One-year Data from ENDEAVOR, a Phase 1b Trial of Delandistrogene Moxeparvovec (SRP-9001) in Patients with Duchenne Muscular Dystrophy (DMD)
Craig Zaidman1, Crystal Proud2, Craig McDonald3, Stefanie Mason4, Maitea Guridi5, Shufang Wang4, Carol Reid6, Eddie Darton4, Christoph Wandel5, Sarah Lewis4, Jyoti Malhotra4, Danielle Griffin4, Rachael Potter4, Louise Rodino-Klapac4, Jerry Mendell7
1Department of Neurology, WUSTL, 2Children’s Hospital of the King’s Daughters, 3UC Davis Health, 4Sarepta Therapeutics, Inc., 5F. Hoffmann-La Roche Ltd, 6Roche Products Ltd, 7Center for Gene Therapy, Nationwide Children’s Hospital
Objective:
To evaluate expression and safety of intended commercial process delandistrogene moxeparvovec (SRP-9001) material in ENDEAVOR (NCT04626674).
Background:
Delandistrogene moxeparvovec is an investigational gene transfer therapy developed to address the root cause of Duchenne muscular dystrophy (DMD) through targeted skeletal and cardiac muscle expression of SRP-9001 dystrophin protein, which contains key functional domains of dystrophin.
Design/Methods:
ENDEAVOR is a two-part, open-label, Phase 1b study with five cohorts of ambulatory and non-ambulatory patients across a broad age range and with varied DMD mutations. Cohort 1 (n=20) enrolled ambulatory ≥4- to <8-year-olds. Participants received a single intravenous 1.33x1014 vg/kg (linear standard qPCR) dose of intended commercial process delandistrogene moxeparvovec material. The primary endpoint is change in SRP-9001 dystrophin protein expression from baseline to Week 12. Secondary endpoints include safety and change from baseline in SRP-9001 dystrophin expression as measured by immunofluorescence (IF) intensity and IF percent dystrophin positive fibers. Exploratory endpoints include the North Star Ambulatory Assessment (NSAA) and timed function tests. A propensity-score-weighted external control (EC) cohort was employed to contextualize results.
Results:
We present safety, 1-year functional and 12-week expression data from Cohort 1. SRP-9001 dystrophin expression corresponded with vector genome copies, confirming successful delivery of delandistrogene moxeparvovec to target cells. Safety of intended commercial process material was consistent with clinical process material. No new safety signals were identified.
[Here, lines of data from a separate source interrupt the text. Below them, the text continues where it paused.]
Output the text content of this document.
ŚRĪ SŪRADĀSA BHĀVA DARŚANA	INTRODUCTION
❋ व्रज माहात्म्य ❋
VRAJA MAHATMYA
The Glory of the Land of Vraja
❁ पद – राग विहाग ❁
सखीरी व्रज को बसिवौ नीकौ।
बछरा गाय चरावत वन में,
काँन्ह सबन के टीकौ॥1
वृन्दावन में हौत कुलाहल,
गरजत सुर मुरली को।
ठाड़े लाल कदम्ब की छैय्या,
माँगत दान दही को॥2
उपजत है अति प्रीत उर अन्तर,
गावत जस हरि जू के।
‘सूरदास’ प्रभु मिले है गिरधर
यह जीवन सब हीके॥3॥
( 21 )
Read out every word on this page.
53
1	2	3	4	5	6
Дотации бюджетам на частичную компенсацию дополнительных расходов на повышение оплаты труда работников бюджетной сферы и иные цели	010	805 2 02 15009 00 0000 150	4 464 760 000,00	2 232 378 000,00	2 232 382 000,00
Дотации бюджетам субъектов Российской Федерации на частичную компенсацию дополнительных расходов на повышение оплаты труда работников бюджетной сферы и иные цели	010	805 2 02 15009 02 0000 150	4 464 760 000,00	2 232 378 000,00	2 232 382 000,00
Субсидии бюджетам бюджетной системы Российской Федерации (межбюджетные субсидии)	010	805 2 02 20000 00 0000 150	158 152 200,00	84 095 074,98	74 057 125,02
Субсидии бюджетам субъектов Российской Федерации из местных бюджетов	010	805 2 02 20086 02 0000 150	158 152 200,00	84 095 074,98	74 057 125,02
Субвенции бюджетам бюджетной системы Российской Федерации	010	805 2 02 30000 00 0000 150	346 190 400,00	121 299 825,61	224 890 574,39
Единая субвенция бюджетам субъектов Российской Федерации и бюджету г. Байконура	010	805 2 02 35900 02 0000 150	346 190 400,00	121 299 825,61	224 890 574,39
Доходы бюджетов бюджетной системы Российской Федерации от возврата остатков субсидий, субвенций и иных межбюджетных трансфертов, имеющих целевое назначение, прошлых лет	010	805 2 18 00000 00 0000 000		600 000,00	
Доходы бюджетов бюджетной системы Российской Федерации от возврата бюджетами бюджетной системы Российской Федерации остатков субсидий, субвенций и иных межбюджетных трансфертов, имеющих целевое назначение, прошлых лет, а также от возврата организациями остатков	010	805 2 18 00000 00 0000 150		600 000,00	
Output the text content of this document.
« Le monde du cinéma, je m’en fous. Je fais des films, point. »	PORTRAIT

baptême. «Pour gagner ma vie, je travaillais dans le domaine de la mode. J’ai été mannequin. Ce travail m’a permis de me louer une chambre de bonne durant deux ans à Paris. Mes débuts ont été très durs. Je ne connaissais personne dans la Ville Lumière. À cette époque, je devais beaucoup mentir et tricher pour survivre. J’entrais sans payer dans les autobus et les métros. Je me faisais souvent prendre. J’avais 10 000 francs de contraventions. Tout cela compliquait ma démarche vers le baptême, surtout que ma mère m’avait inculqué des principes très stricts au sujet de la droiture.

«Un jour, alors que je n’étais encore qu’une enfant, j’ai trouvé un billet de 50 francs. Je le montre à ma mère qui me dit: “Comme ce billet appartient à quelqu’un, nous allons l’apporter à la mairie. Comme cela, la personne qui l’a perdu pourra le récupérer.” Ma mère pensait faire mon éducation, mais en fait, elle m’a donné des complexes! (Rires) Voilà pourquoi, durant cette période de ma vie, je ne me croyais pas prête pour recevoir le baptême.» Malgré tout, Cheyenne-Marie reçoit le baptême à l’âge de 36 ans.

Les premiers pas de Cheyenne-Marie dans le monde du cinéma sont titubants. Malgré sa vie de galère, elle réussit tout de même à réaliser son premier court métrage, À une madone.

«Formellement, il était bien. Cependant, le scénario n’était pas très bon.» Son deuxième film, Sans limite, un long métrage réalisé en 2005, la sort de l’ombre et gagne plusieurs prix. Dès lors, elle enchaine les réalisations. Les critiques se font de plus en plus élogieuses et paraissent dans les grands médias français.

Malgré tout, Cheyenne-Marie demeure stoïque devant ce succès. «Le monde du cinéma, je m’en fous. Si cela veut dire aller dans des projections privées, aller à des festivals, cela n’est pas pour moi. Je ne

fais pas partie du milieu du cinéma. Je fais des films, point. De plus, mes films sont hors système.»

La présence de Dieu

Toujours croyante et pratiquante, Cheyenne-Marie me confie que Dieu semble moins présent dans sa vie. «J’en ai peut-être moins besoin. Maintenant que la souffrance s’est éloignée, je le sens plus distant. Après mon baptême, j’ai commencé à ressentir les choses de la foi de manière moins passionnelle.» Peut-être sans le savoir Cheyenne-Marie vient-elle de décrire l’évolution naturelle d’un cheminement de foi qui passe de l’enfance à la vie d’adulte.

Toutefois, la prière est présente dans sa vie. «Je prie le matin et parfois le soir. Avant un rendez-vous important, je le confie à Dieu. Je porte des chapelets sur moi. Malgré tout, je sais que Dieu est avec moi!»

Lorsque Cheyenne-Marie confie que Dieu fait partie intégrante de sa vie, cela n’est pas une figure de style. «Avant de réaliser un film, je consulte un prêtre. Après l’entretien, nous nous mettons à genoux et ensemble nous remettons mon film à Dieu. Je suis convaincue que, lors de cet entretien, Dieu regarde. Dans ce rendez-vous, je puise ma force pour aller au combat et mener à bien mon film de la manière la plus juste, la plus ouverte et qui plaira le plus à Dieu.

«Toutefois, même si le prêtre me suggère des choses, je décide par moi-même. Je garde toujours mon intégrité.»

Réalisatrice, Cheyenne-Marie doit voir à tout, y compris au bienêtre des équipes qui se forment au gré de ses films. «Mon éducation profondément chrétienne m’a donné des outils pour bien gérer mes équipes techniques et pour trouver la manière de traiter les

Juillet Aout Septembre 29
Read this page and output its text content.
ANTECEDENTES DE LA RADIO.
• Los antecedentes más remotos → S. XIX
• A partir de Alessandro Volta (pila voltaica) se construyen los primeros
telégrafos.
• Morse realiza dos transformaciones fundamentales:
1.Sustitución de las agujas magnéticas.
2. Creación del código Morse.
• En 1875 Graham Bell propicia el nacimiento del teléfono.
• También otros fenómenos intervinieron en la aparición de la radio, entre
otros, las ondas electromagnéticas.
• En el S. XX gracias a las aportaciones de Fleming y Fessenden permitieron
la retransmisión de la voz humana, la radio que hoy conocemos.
There was a clinically meaningful and statistically significant difference in least-squares mean change from baseline to Year 1 in NSAA total score (∆=3.2; P<0.0001), Time to Rise (∆=─1.2; P<0.0001) and 10-meter Walk/Run (∆=─1.0; P=0.0018) in treated patients relative to EC patients.
Conclusions:
Cohort 1 data suggest the safety and efficacy profile of intended commercial process delandistrogene moxeparvovec material is consistent with that of clinical process material, with no new safety signals identified, and robust SRP-9001 dystrophin expression and positive functional benefit observed.